For that "apathetic majority", they probably now feel vindicated in their decision not to vote and their sense of hopelessness.

And that's sad.

CamperBob2 · 5 months ago
Indeed. The timeline is probably going to play out like this:

2025: Get downvoted on HN for comparing Charlie Kirk to Horst Wessel

2026: Get upvoted for it

2027: Get banned for it

2028: No voting allowed, here or anywhere else

lemming · 5 months ago
The question is when in this timeline will you get arrested or at least detained for questioning for it? We’re already at the point where you might get fired or deported for it.
nicholasjarnold · 5 months ago
So if they are using information people freely share to social media sites as the seeds for their investigatory and enforcement actions it follows that there is a simple trick people can employ or minimize their effectiveness.

https://signal.org/download/

photochemsyn · 5 months ago
Nationwide secret police with paramilitary capabilities only answerable to a few people in the executive branch? Completely unconstitutional, violating all the clauses on warrantless searches, detention without trial, etc.?

Looks like ICE should be abolished and its entire staff fired, just have INS take over all immigration issues.

btbuildem · 5 months ago
Given how many accounts online are bots or anonymous, will they ever be able to shake out which real people which personas belong to? Or will it be a case of "we said this is you, so that makes it you"?
PunchyHamster · 5 months ago
The causation chain here is "we don't like someone so we find dirt on him online and arrest them over thought crime"
miltonlost · 5 months ago
The latter. Checking for identity won't matter to ICE. They already break into apartment buildings without warrants and arrest children and US citizens. There's 0 logical reason to believe ICE will do anything in good faith considering their past and current behavior as well as by the words of Trump himself.

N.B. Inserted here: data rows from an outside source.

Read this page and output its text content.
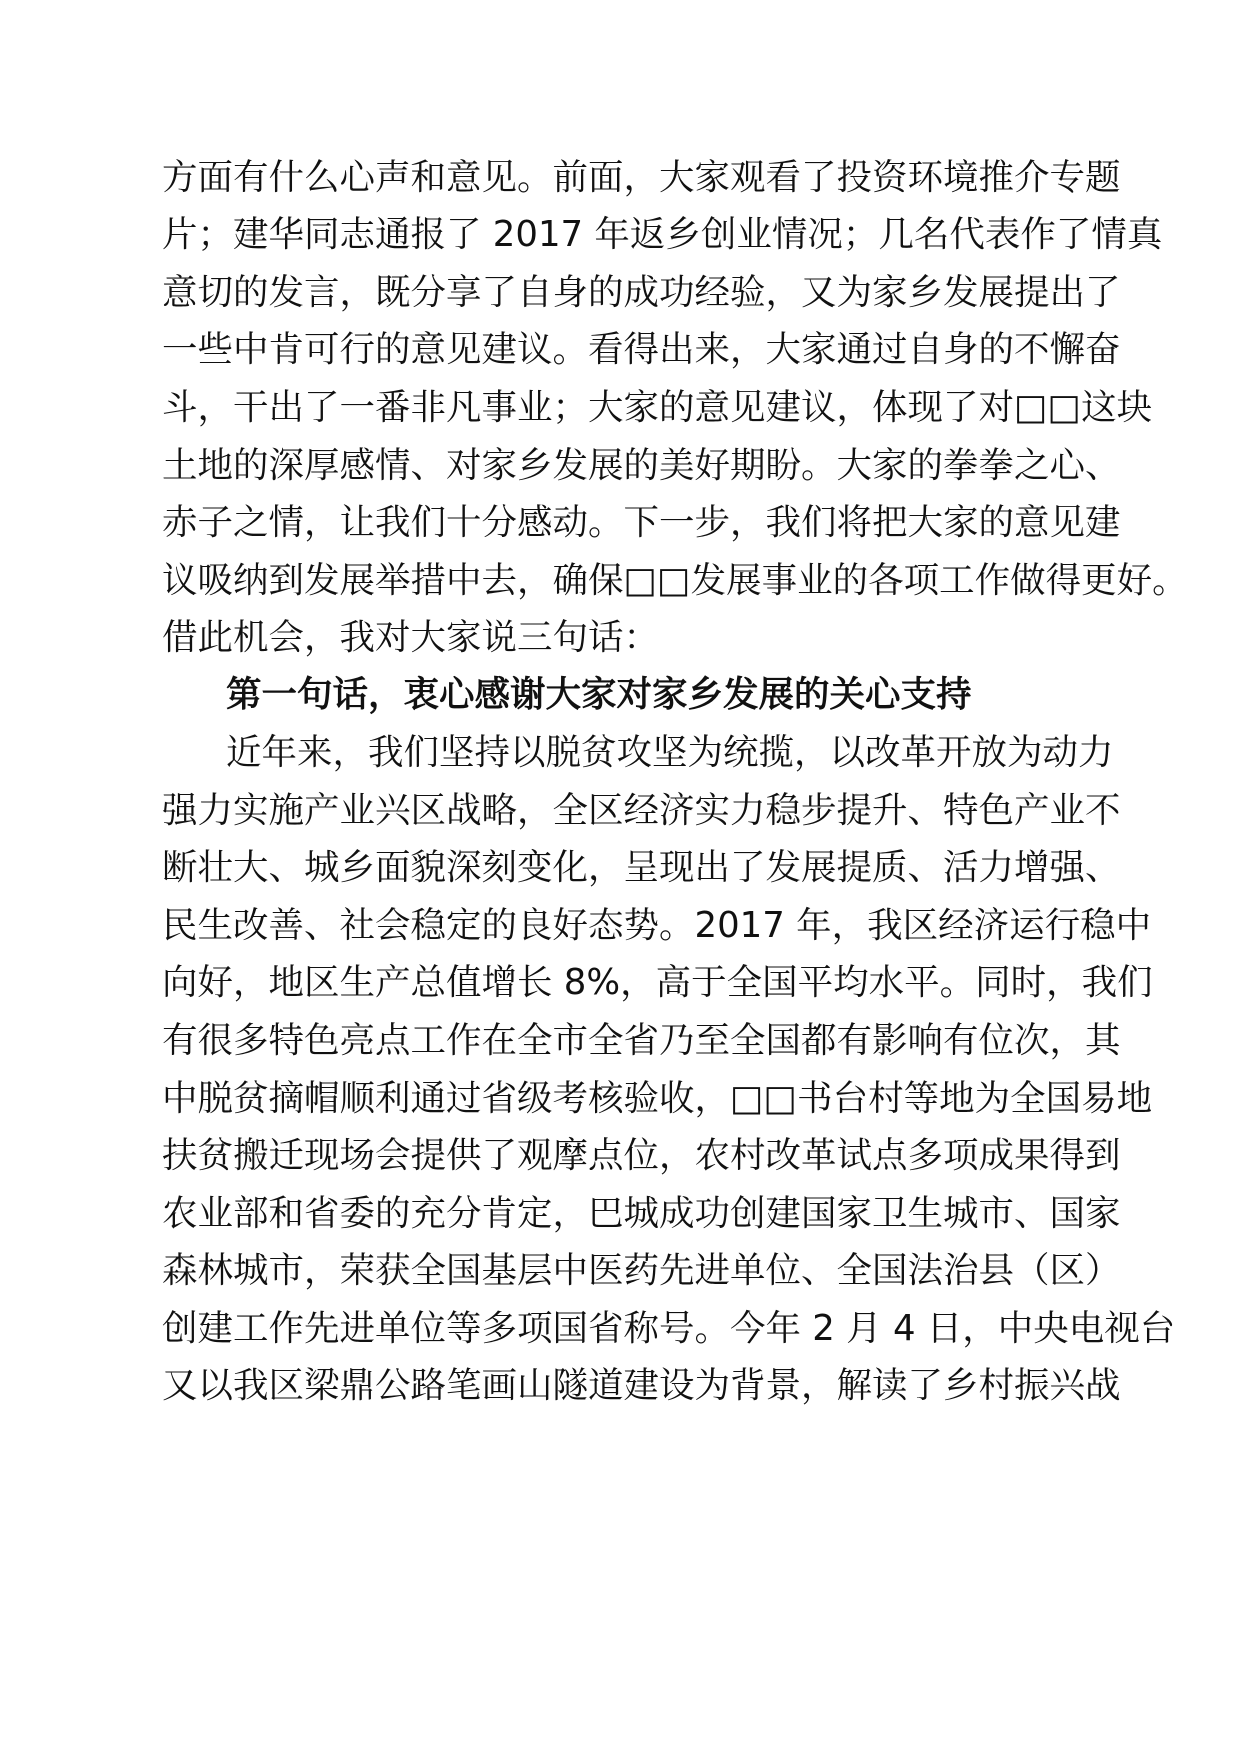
方面有什么心声和意见。前面，大家观看了投资环境推介专题

片；建华同志通报了 2017 年返乡创业情况；几名代表作了情真

意切的发言，既分享了自身的成功经验，又为家乡发展提出了

一些中肯可行的意见建议。看得出来，大家通过自身的不懈奋

斗，干出了一番非凡事业；大家的意见建议，体现了对□□这块

土地的深厚感情、对家乡发展的美好期盼。大家的拳拳之心、

赤子之情，让我们十分感动。下一步，我们将把大家的意见建

议吸纳到发展举措中去，确保□□发展事业的各项工作做得更好。

借此机会，我对大家说三句话：

第一句话，衷心感谢大家对家乡发展的关心支持

近年来，我们坚持以脱贫攻坚为统揽，以改革开放为动力

强力实施产业兴区战略，全区经济实力稳步提升、特色产业不

断壮大、城乡面貌深刻变化，呈现出了发展提质、活力增强、

民生改善、社会稳定的良好态势。2017 年，我区经济运行稳中

向好，地区生产总值增长 8%，高于全国平均水平。同时，我们

有很多特色亮点工作在全市全省乃至全国都有影响有位次，其

中脱贫摘帽顺利通过省级考核验收，□□书台村等地为全国易地

扶贫搬迁现场会提供了观摩点位，农村改革试点多项成果得到

农业部和省委的充分肯定，巴城成功创建国家卫生城市、国家

森林城市，荣获全国基层中医药先进单位、全国法治县（区）

创建工作先进单位等多项国省称号。今年 2 月 4 日，中央电视台

又以我区梁鼎公路笔画山隧道建设为背景，解读了乡村振兴战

https://chicago.suntimes.com/immigration/2025/10/01/massive-...

SteveNuts · 5 months ago
Yes, they’ll use bots to detect the bots. I guarantee it’s not hard to detect outliers (bots) via many different heuristics at this point. It’s going to turn into a perpetual game of whack a mole just like SEO and ad blocking.
netsharc · 5 months ago
I'm going to modify my keyboard to generate em-dash when I input "-"...
bilbo0s · 5 months ago
There are already attribution technologies that are reliable and definitive. There's no real technical reason that they wouldn't have the capability to directly attribute accounts.

Now..

is any of that gonna stop John or Joan Q Public who has a running disagreement with their asian or hispanic neighbor from calling in a "tip"? Probably not.

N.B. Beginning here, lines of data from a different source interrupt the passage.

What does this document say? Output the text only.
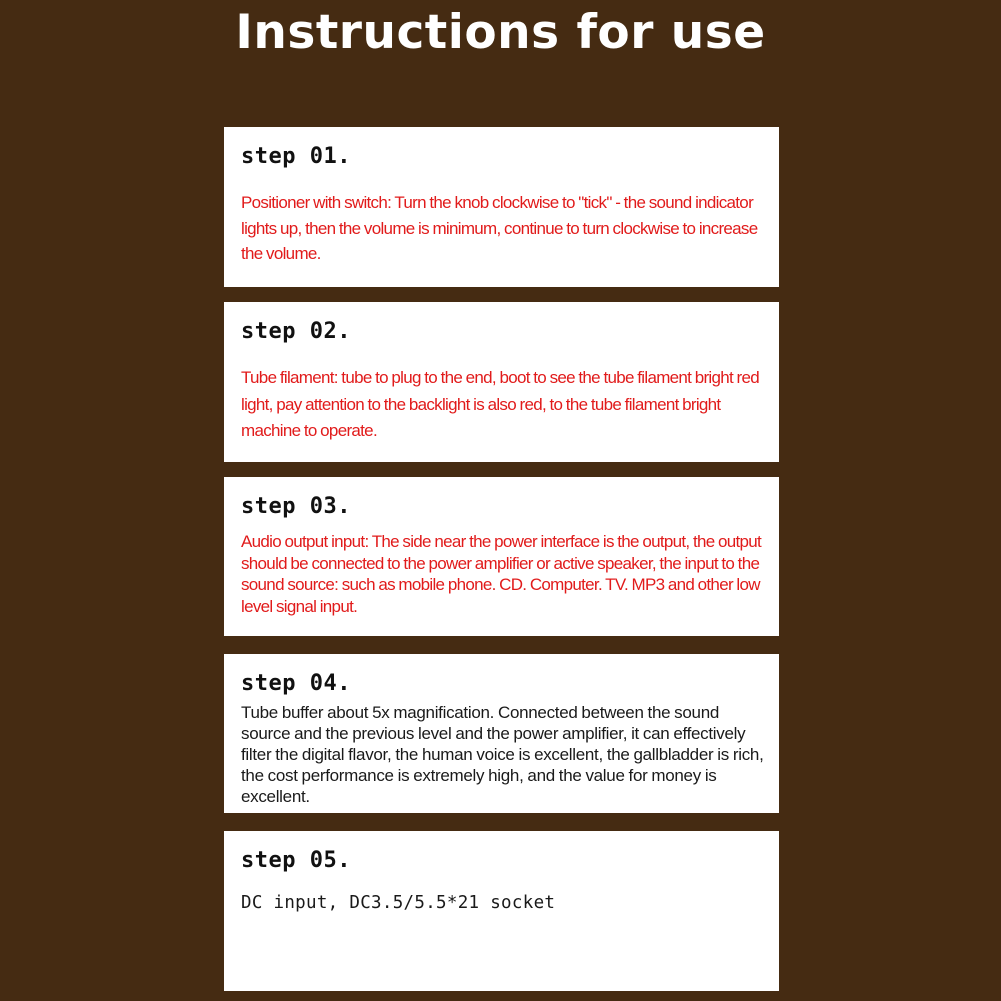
Instructions for use
step 01.
Positioner with switch: Turn the knob clockwise to "tick" - the sound indicator lights up, then the volume is minimum, continue to turn clockwise to increase the volume.
step 02.
Tube filament: tube to plug to the end, boot to see the tube filament bright red light, pay attention to the backlight is also red, to the tube filament bright machine to operate.
step 03.
Audio output input: The side near the power interface is the output, the output should be connected to the power amplifier or active speaker, the input to the sound source: such as mobile phone. CD. Computer. TV. MP3 and other low level signal input.
step 04.
Tube buffer about 5x magnification. Connected between the sound source and the previous level and the power amplifier, it can effectively filter the digital flavor, the human voice is excellent, the gallbladder is rich, the cost performance is extremely high, and the value for money is excellent.
step 05.
DC input, DC3.5/5.5*21 socket
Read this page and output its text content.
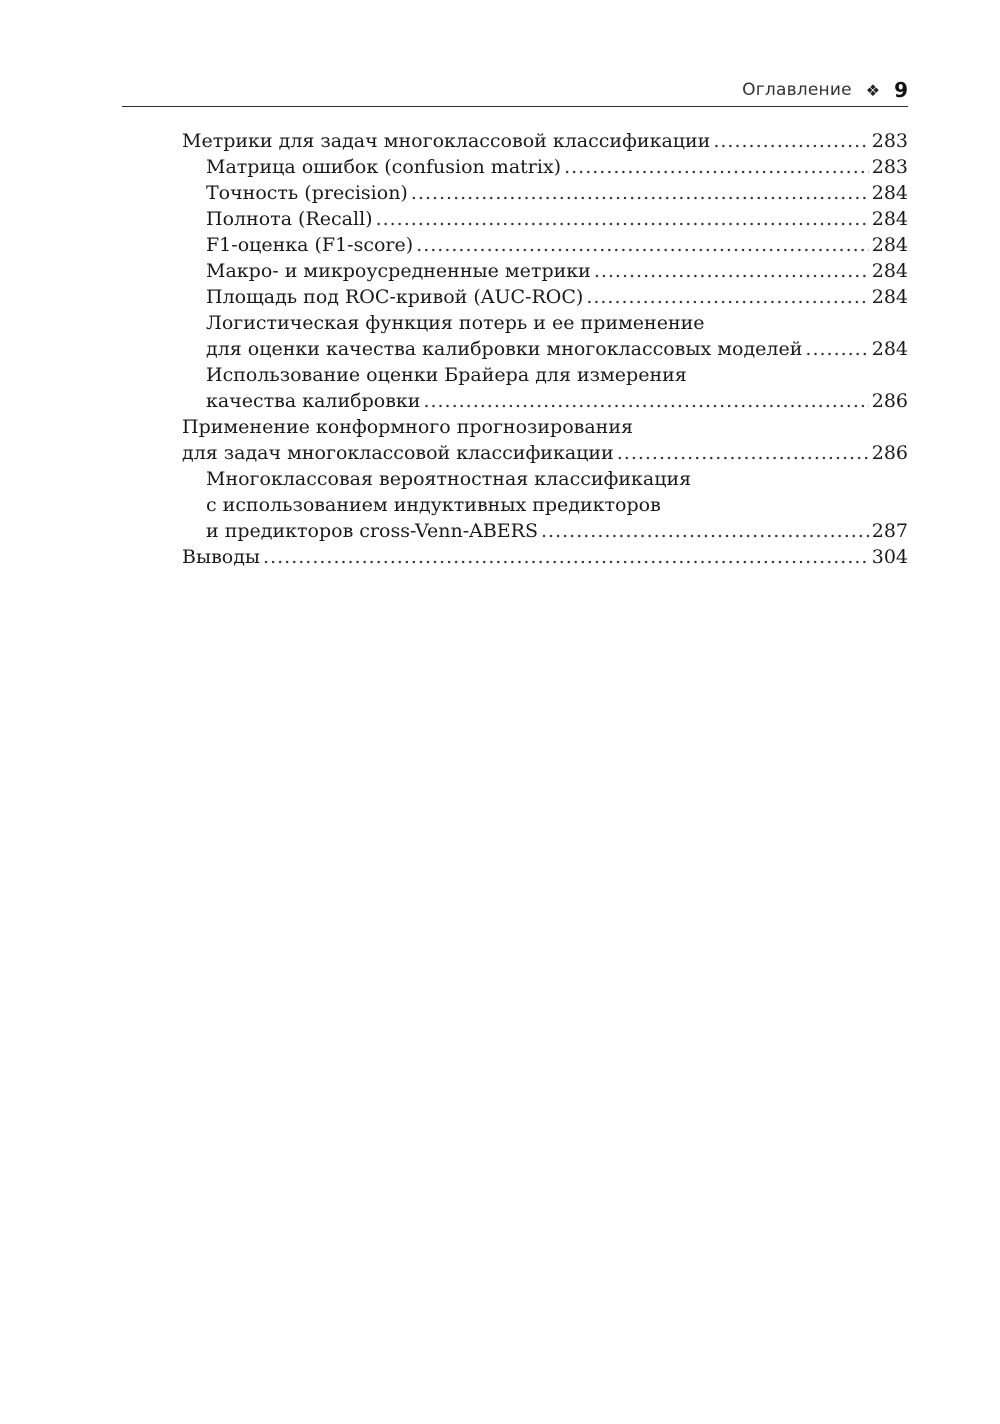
Оглавление ❖ 9
Метрики для задач многоклассовой классификации .....	283
Матрица ошибок (confusion matrix) .....	283
Точность (precision) .....	284
Полнота (Recall) .....	284
F1-оценка (F1-score) .....	284
Макро- и микроусредненные метрики .....	284
Площадь под ROC-кривой (AUC-ROC) .....	284
Логистическая функция потерь и ее применение
для оценки качества калибровки многоклассовых моделей .....	284
Использование оценки Брайера для измерения
качества калибровки .....	286
Применение конформного прогнозирования
для задач многоклассовой классификации .....	286
Многоклассовая вероятностная классификация
с использованием индуктивных предикторов
и предикторов cross-Venn-ABERS .....	287
Выводы .....	304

Will that tip result in an automated digital proctology exam that may land them, or people they may have been communicating with (like grandma), in ICE custody?

I'm thinking probably so.

The danger here is not really technology. The danger here is people. They are essentially automating the "snitch-to-detainment" pipeline.

Hizonner · 5 months ago
> There are already attribution technologies that are reliable and definitive.

Gonna stop you right there and ask you to back that up. It's not plausible. Especially not if people are actively trying to mess up the "attribution".

groby_b · 5 months ago
Hold, citizen, you shall be arrested for your impure thought. By masked goons.
Paratoner · 5 months ago
Goons arresting gooners. In the year of our Lord.